La imagen definitiva de Pedro Páramo
Sintió que unas manos le tocaron los hombros y enderezó el cuerpo, endureciéndolo.
– Soy yo, don Pedro –dijo Damiana–. ¿No quiere que le traiga su almuerzo?
Pedro Páramo respondió:
-Voy para allá. Ya voy.
Se apoyó en los brazos de Damiana Cisneros e hizo el intento de caminar. Después de unos cuantos pasos cayó, suplicando por dentro; pero sin decir una sola palabra.

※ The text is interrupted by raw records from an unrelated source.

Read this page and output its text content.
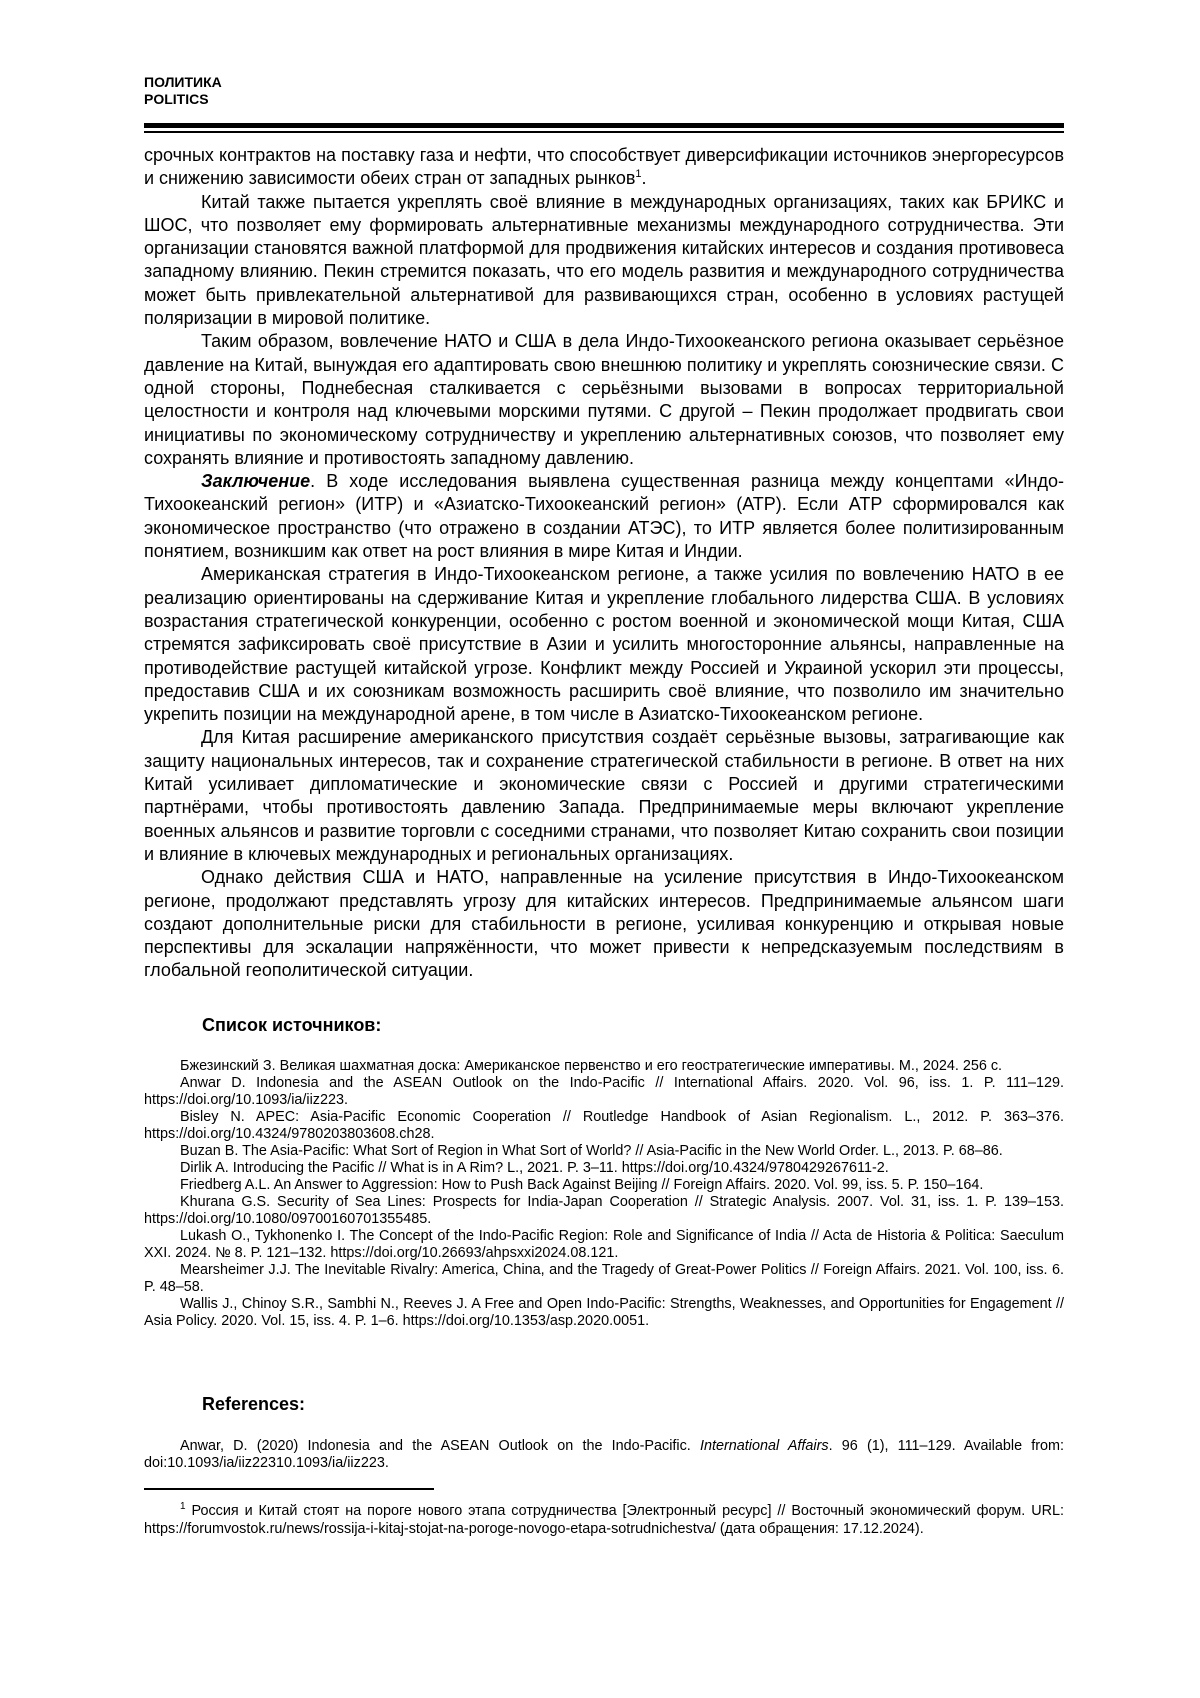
ПОЛИТИКА
POLITICS

срочных контрактов на поставку газа и нефти, что способствует диверсификации источников энергоресурсов и снижению зависимости обеих стран от западных рынков$^1$.

Китай также пытается укреплять своё влияние в международных организациях, таких как БРИКС и ШОС, что позволяет ему формировать альтернативные механизмы международного сотрудничества. Эти организации становятся важной платформой для продвижения китайских интересов и создания противовеса западному влиянию. Пекин стремится показать, что его модель развития и международного сотрудничества может быть привлекательной альтернативой для развивающихся стран, особенно в условиях растущей поляризации в мировой политике.

Таким образом, вовлечение НАТО и США в дела Индо-Тихоокеанского региона оказывает серьёзное давление на Китай, вынуждая его адаптировать свою внешнюю политику и укреплять союзнические связи. С одной стороны, Поднебесная сталкивается с серьёзными вызовами в вопросах территориальной целостности и контроля над ключевыми морскими путями. С другой – Пекин продолжает продвигать свои инициативы по экономическому сотрудничеству и укреплению альтернативных союзов, что позволяет ему сохранять влияние и противостоять западному давлению.

Заключение. В ходе исследования выявлена существенная разница между концептами «Индо-Тихоокеанский регион» (ИТР) и «Азиатско-Тихоокеанский регион» (АТР). Если АТР сформировался как экономическое пространство (что отражено в создании АТЭС), то ИТР является более политизированным понятием, возникшим как ответ на рост влияния в мире Китая и Индии.

Американская стратегия в Индо-Тихоокеанском регионе, а также усилия по вовлечению НАТО в ее реализацию ориентированы на сдерживание Китая и укрепление глобального лидерства США. В условиях возрастания стратегической конкуренции, особенно с ростом военной и экономической мощи Китая, США стремятся зафиксировать своё присутствие в Азии и усилить многосторонние альянсы, направленные на противодействие растущей китайской угрозе. Конфликт между Россией и Украиной ускорил эти процессы, предоставив США и их союзникам возможность расширить своё влияние, что позволило им значительно укрепить позиции на международной арене, в том числе в Азиатско-Тихоокеанском регионе.

Для Китая расширение американского присутствия создаёт серьёзные вызовы, затрагивающие как защиту национальных интересов, так и сохранение стратегической стабильности в регионе. В ответ на них Китай усиливает дипломатические и экономические связи с Россией и другими стратегическими партнёрами, чтобы противостоять давлению Запада. Предпринимаемые меры включают укрепление военных альянсов и развитие торговли с соседними странами, что позволяет Китаю сохранить свои позиции и влияние в ключевых международных и региональных организациях.

Однако действия США и НАТО, направленные на усиление присутствия в Индо-Тихоокеанском регионе, продолжают представлять угрозу для китайских интересов. Предпринимаемые альянсом шаги создают дополнительные риски для стабильности в регионе, усиливая конкуренцию и открывая новые перспективы для эскалации напряжённости, что может привести к непредсказуемым последствиям в глобальной геополитической ситуации.

Список источников:

Бжезинский З. Великая шахматная доска: Американское первенство и его геостратегические императивы. М., 2024. 256 с.

Anwar D. Indonesia and the ASEAN Outlook on the Indo-Pacific // International Affairs. 2020. Vol. 96, iss. 1. P. 111–129. https://doi.org/10.1093/ia/iiz223.

Bisley N. APEC: Asia-Pacific Economic Cooperation // Routledge Handbook of Asian Regionalism. L., 2012. P. 363–376. https://doi.org/10.4324/9780203803608.ch28.

Buzan B. The Asia-Pacific: What Sort of Region in What Sort of World? // Asia-Pacific in the New World Order. L., 2013. P. 68–86.

Dirlik A. Introducing the Pacific // What is in A Rim? L., 2021. P. 3–11. https://doi.org/10.4324/9780429267611-2.

Friedberg A.L. An Answer to Aggression: How to Push Back Against Beijing // Foreign Affairs. 2020. Vol. 99, iss. 5. P. 150–164.

Khurana G.S. Security of Sea Lines: Prospects for India-Japan Cooperation // Strategic Analysis. 2007. Vol. 31, iss. 1. P. 139–153. https://doi.org/10.1080/09700160701355485.

Lukash O., Tykhonenko I. The Concept of the Indo-Pacific Region: Role and Significance of India // Acta de Historia & Politica: Saeculum XXI. 2024. № 8. P. 121–132. https://doi.org/10.26693/ahpsxxi2024.08.121.

Mearsheimer J.J. The Inevitable Rivalry: America, China, and the Tragedy of Great-Power Politics // Foreign Affairs. 2021. Vol. 100, iss. 6. P. 48–58.

Wallis J., Chinoy S.R., Sambhi N., Reeves J. A Free and Open Indo-Pacific: Strengths, Weaknesses, and Opportunities for Engagement // Asia Policy. 2020. Vol. 15, iss. 4. P. 1–6. https://doi.org/10.1353/asp.2020.0051.

References:

Anwar, D. (2020) Indonesia and the ASEAN Outlook on the Indo-Pacific. International Affairs. 96 (1), 111–129. Available from: doi:10.1093/ia/iiz22310.1093/ia/iiz223.

$^1$ Россия и Китай стоят на пороге нового этапа сотрудничества [Электронный ресурс] // Восточный экономический форум. URL: https://forumvostok.ru/news/rossija-i-kitaj-stojat-na-poroge-novogo-etapa-sotrudnichestva/ (дата обращения: 17.12.2024).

Dio un golpe seco contra la tierra y se fue desmoronando como si fuera un montón de piedra.
Octavio Paz piensa que Rulfo es un escritor más auditivo que visual, que en su obra la oreja es más importante que el ojo, y que el murmullo, el sonido de las voces es más importante que las imágenes visuales.
Siento que Juan Rulfo escribió en el lenguaje de los muertos, un lenguaje que Octavio Paz desconocía, no como desarrollo auditivo de las imágenes, sino como el lenguaje más antiguo y universal de las letras: el que recoge conjuntamente con los estertores de la visión, el nacimiento de la literatura de los que tienen sus propias animaciones y sus propios códigos secretos. Rulfo, al final, fue un verdadero genio solitario e incomprendido.